ノーベル経済学賞受賞者をめぐる予測市場

 ノーベル経済学賞をだれが取るかで賭けが行なわれている。現在最有力は Elhanan Helpman と Gene Grossman で、その次に Paul Romer が来ている様子。経済学が研究の対象とする予測市場 prediction market が経済学賞の行方を題材として取り込むあたりは面白いのだけれど、最近話題にしているキャス・サンスティーンの前著『Infotopia: How Many Minds Produce Knowledge』によればこうした賞の受賞者を選ぶのは予測市場にとって苦手分野のはず。

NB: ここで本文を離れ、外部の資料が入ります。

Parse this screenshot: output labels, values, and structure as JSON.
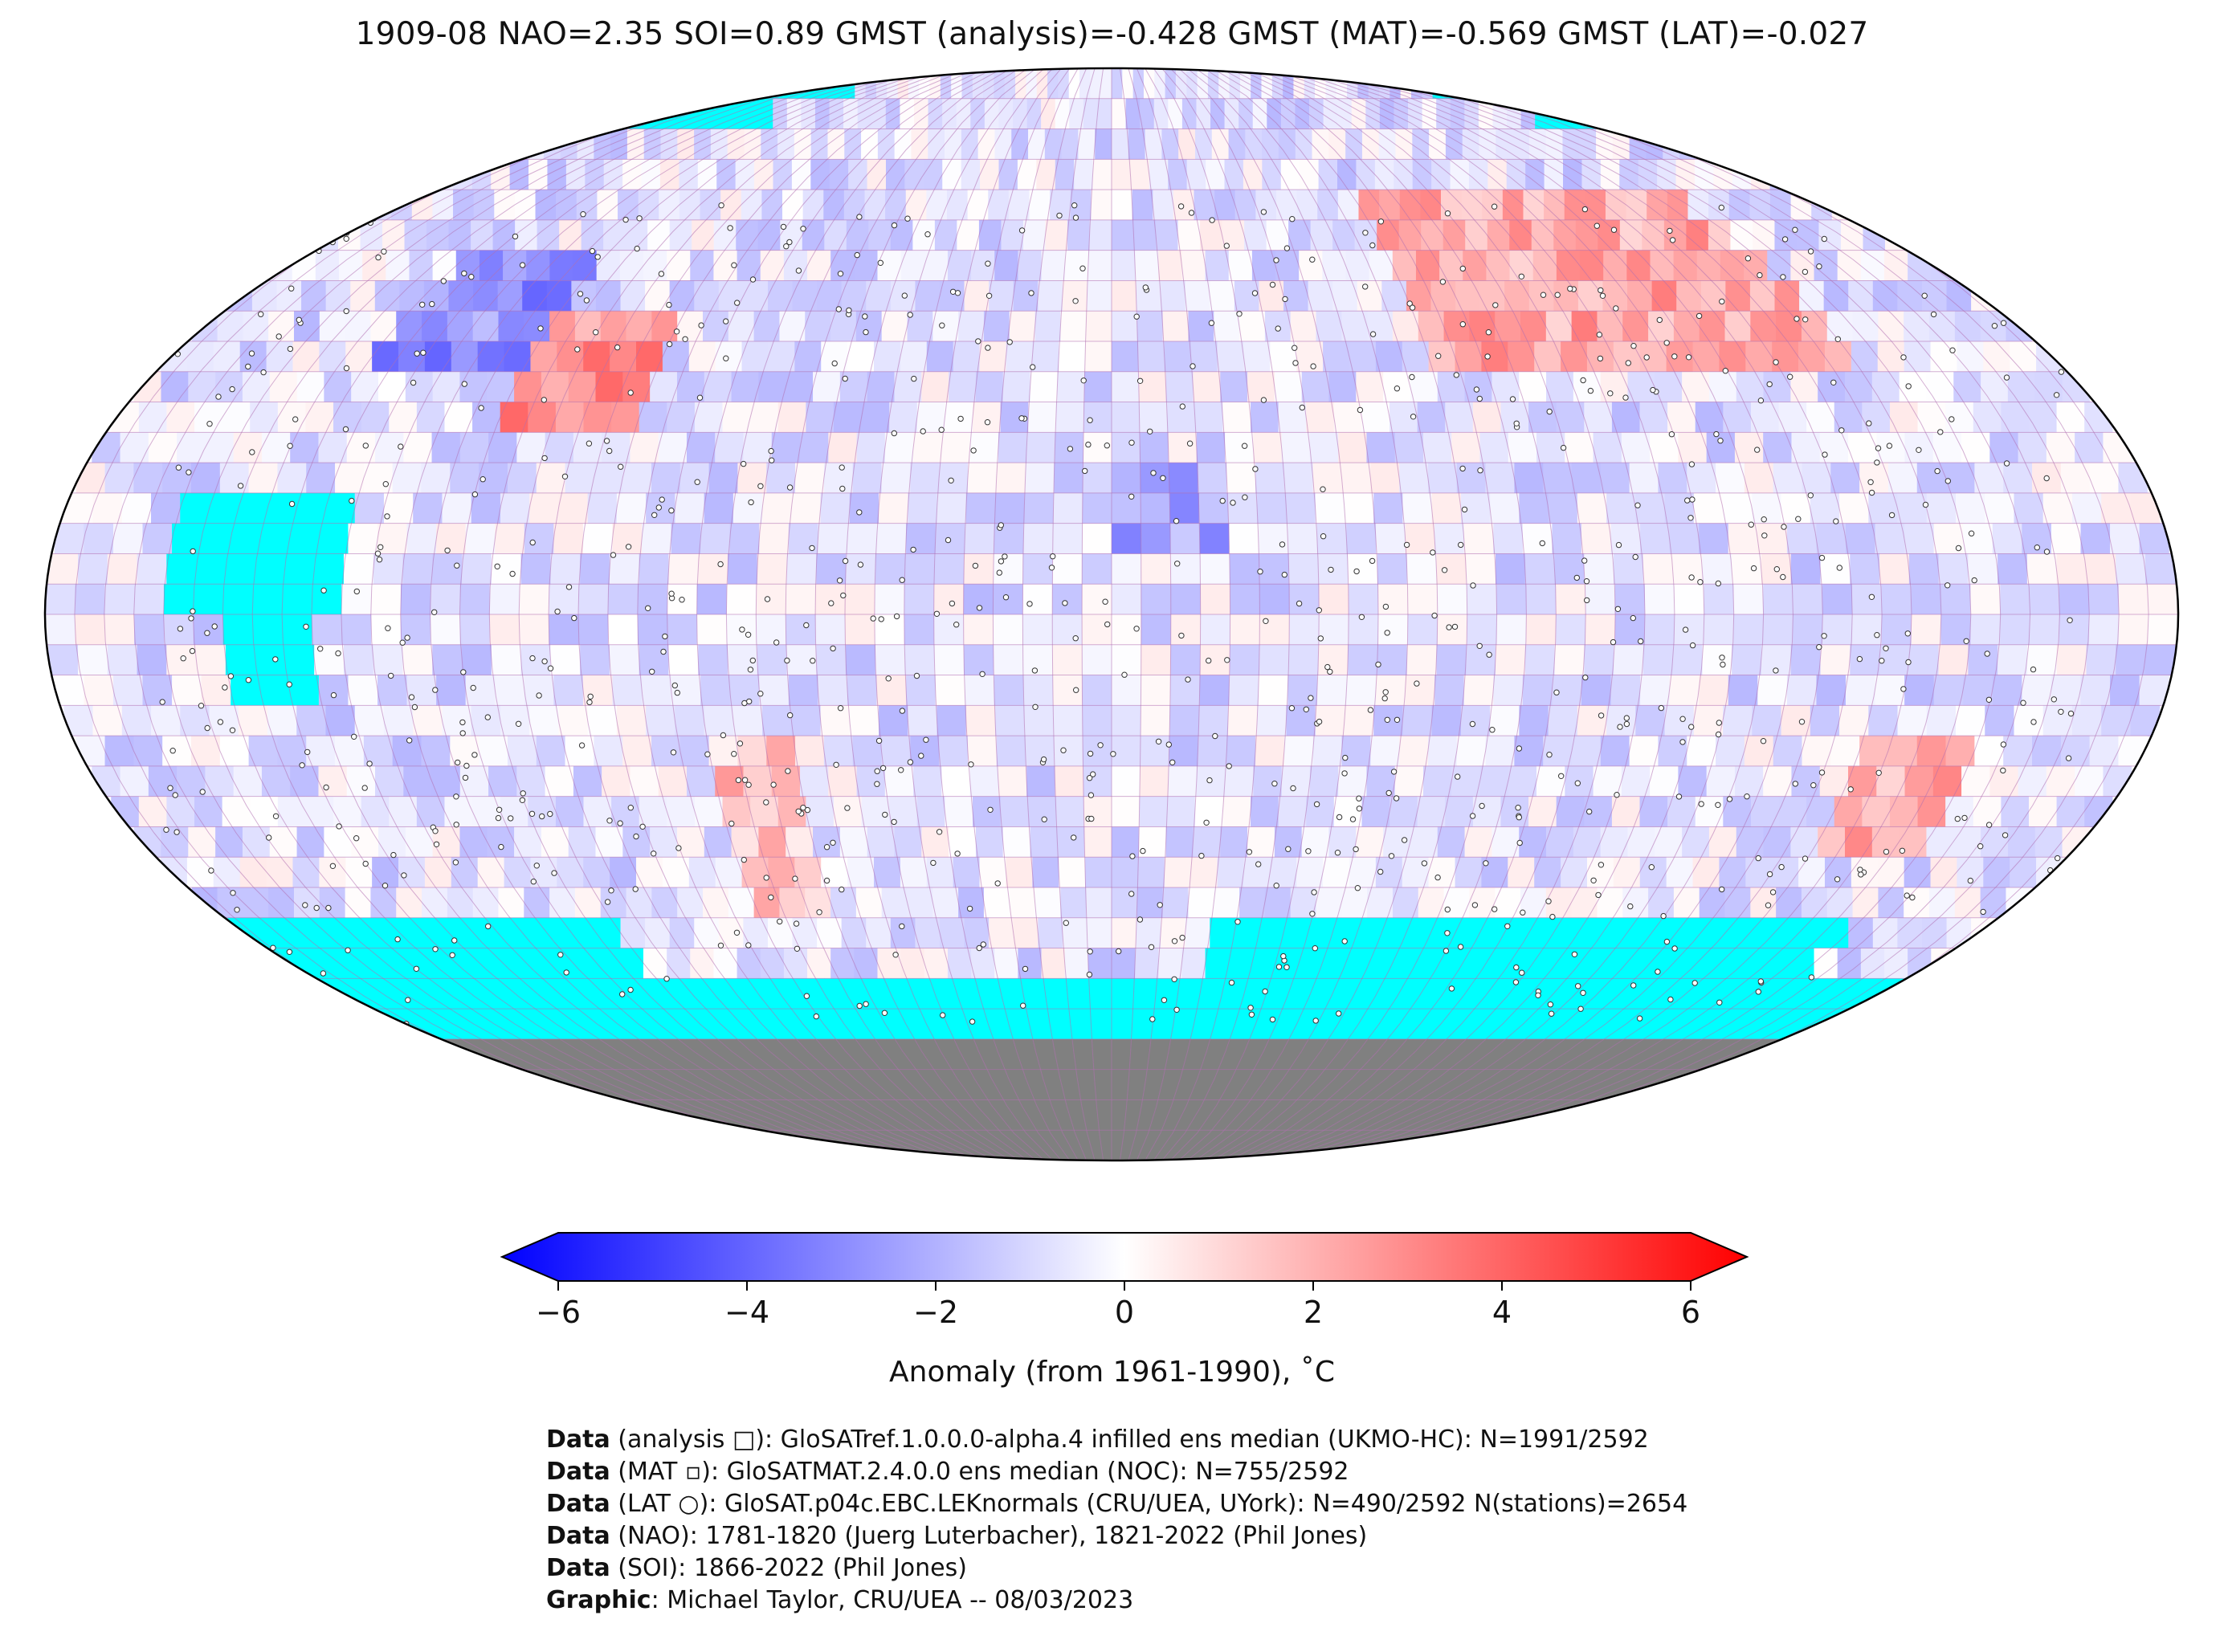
{
  "title": "1909-08 NAO=2.35 SOI=0.89 GMST (analysis)=-0.428 GMST (MAT)=-0.569 GMST (LAT)=-0.027",
  "colorbar": {
    "label": "Anomaly (from 1961-1990), ˚C",
    "ticks": [
      "−6",
      "−4",
      "−2",
      "0",
      "2",
      "4",
      "6"
    ],
    "tick_values": [
      -6,
      -4,
      -2,
      0,
      2,
      4,
      6
    ],
    "min": -6,
    "max": 6,
    "colors": {
      "low": "#0000ff",
      "mid": "#ffffff",
      "high": "#ff0000"
    },
    "extend": "both"
  },
  "map": {
    "projection": "Robinson",
    "missing_ocean_color": "#00ffff",
    "land_mask_color": "#808080",
    "gridline_color": "#b070b0"
  },
  "credits": [
    {
      "label": "Data",
      "text": " (analysis □): GloSATref.1.0.0.0-alpha.4 infilled ens median (UKMO-HC): N=1991/2592"
    },
    {
      "label": "Data",
      "text": " (MAT ▫): GloSATMAT.2.4.0.0 ens median (NOC): N=755/2592"
    },
    {
      "label": "Data",
      "text": " (LAT ○): GloSAT.p04c.EBC.LEKnormals (CRU/UEA, UYork): N=490/2592 N(stations)=2654"
    },
    {
      "label": "Data",
      "text": " (NAO): 1781-1820 (Juerg Luterbacher), 1821-2022 (Phil Jones)"
    },
    {
      "label": "Data",
      "text": " (SOI): 1866-2022 (Phil Jones)"
    },
    {
      "label": "Graphic",
      "text": ": Michael Taylor, CRU/UEA -- 08/03/2023"
    }
  ]
}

 予測市場が有効に働くとされるのは、正しい答えに賭けた人が儲かり、そうでない人が損をするという仕組みによって、多くの人が少しずつ持つさまざまな情報や知識がアグリゲートされるから。ただ単に予測するだけなら何とでも言えるけれど、自分のお金を賭けるからには誰でも知り得る限りの情報を集めようとする。オッズは多数の人がどの選択肢にどれだけ賭けたかによって変動するので、結果として予測市場はかなり正確にさまざまな事象の発生確率を当てることができる。

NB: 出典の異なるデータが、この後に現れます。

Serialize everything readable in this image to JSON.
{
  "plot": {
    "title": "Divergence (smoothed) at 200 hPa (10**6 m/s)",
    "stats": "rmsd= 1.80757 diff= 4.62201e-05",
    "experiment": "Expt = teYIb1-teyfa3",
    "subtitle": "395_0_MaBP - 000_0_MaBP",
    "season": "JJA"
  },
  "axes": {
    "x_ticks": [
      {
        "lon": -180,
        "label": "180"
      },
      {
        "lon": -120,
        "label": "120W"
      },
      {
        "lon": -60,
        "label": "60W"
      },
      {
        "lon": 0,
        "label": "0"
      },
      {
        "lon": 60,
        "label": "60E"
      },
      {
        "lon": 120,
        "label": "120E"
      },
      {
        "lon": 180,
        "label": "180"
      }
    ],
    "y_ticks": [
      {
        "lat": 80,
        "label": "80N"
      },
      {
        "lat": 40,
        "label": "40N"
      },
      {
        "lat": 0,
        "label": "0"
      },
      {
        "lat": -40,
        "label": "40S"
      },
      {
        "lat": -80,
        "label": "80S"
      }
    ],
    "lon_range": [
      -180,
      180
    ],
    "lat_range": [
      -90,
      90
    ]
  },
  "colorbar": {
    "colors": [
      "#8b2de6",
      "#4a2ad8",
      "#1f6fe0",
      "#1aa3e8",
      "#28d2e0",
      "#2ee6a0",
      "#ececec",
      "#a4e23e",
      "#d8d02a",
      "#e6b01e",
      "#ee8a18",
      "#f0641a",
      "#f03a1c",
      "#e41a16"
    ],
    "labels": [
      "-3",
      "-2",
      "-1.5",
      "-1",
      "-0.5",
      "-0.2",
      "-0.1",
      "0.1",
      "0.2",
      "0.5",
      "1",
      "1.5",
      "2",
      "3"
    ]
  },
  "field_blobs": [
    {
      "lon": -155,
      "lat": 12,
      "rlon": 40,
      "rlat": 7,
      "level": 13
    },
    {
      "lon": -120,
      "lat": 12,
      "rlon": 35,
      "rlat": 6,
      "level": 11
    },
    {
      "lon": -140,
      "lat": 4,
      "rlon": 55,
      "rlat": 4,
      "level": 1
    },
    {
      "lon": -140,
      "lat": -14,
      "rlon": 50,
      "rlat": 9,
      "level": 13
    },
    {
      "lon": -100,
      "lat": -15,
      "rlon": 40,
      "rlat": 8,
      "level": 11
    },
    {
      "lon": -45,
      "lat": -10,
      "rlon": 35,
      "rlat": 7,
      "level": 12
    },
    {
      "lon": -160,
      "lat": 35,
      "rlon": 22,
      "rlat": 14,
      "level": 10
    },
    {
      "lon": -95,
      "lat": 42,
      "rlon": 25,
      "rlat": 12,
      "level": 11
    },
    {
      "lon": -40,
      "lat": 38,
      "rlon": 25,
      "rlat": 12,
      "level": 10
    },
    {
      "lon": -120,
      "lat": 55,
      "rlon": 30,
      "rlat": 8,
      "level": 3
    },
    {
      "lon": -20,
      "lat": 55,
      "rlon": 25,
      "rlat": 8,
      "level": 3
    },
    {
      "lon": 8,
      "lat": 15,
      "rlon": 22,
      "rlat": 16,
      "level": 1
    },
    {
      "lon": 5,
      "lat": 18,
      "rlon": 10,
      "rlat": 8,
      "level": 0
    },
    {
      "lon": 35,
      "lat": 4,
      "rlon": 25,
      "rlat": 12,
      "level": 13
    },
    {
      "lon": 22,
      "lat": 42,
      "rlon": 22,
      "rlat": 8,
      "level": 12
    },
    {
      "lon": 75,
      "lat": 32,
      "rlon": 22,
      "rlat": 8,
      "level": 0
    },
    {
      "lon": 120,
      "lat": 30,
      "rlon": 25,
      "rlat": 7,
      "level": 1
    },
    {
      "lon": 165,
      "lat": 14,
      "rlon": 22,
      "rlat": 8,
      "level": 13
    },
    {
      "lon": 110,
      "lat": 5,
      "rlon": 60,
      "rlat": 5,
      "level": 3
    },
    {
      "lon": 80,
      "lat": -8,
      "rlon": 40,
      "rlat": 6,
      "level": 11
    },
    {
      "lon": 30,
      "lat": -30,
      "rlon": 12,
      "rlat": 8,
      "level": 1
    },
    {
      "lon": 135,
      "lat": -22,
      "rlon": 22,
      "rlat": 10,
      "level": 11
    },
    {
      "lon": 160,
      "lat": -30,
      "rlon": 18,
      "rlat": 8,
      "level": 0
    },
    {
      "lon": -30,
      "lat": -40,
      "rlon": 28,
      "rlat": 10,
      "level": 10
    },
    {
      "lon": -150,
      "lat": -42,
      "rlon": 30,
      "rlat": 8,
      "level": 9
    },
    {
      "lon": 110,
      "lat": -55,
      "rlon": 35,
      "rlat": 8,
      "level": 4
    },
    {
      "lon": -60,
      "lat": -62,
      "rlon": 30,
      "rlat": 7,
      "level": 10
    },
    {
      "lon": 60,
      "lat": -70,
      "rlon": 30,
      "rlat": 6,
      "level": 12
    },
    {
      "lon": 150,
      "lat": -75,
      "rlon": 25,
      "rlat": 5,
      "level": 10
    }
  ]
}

 けれども、予測市場がうまく機能するためには、参考となる情報を多数の人がバラバラに持っているか、あるいは知り得ることが前提。例えば、まったくの偶然に左右される事象については、予測市場によっても結果を言い当てることは不可能だ。それが予測市場と普通のギャンブル(ただしポーカーや麻雀のように戦略が関係しないもの)の違い。
 そういう意味でいうと、ノーベル経済学賞の受賞者のように小さな委員会によって不透明な基準で選考されるものは、予測市場によってもあまり正確な予測は期待できない。似たような例として、サンスティーンはブッシュ政権が誰を最高裁判事に指名するかとか、誰を特定の大臣にするかといった問題において、予測市場が比較的無力(一般の評論家の予想より正確な予測はできなかった)であったことを紹介している。予測市場に参加する大多数の人たちは、ブッシュ政権内部でどのような議論が起きているのか知りようがないからね。同様に、ノーベル経済学賞の受賞者を決定する委員会の動きも、一般の人たちには知りようがない。まさか委員会関係者がインサイダー取引きをするわけもないしね。
 というわけで、選考委員会のみなさま、今年の経済学賞には予測市場に名前すらあがっていない人を選んで、予測市場の弱点を広く宣伝する事で経済学に寄与してください!


【追記】
 結果、予測市場は大外れ! さらに、著名経済学者ブロガーの予測も軒並み外れ。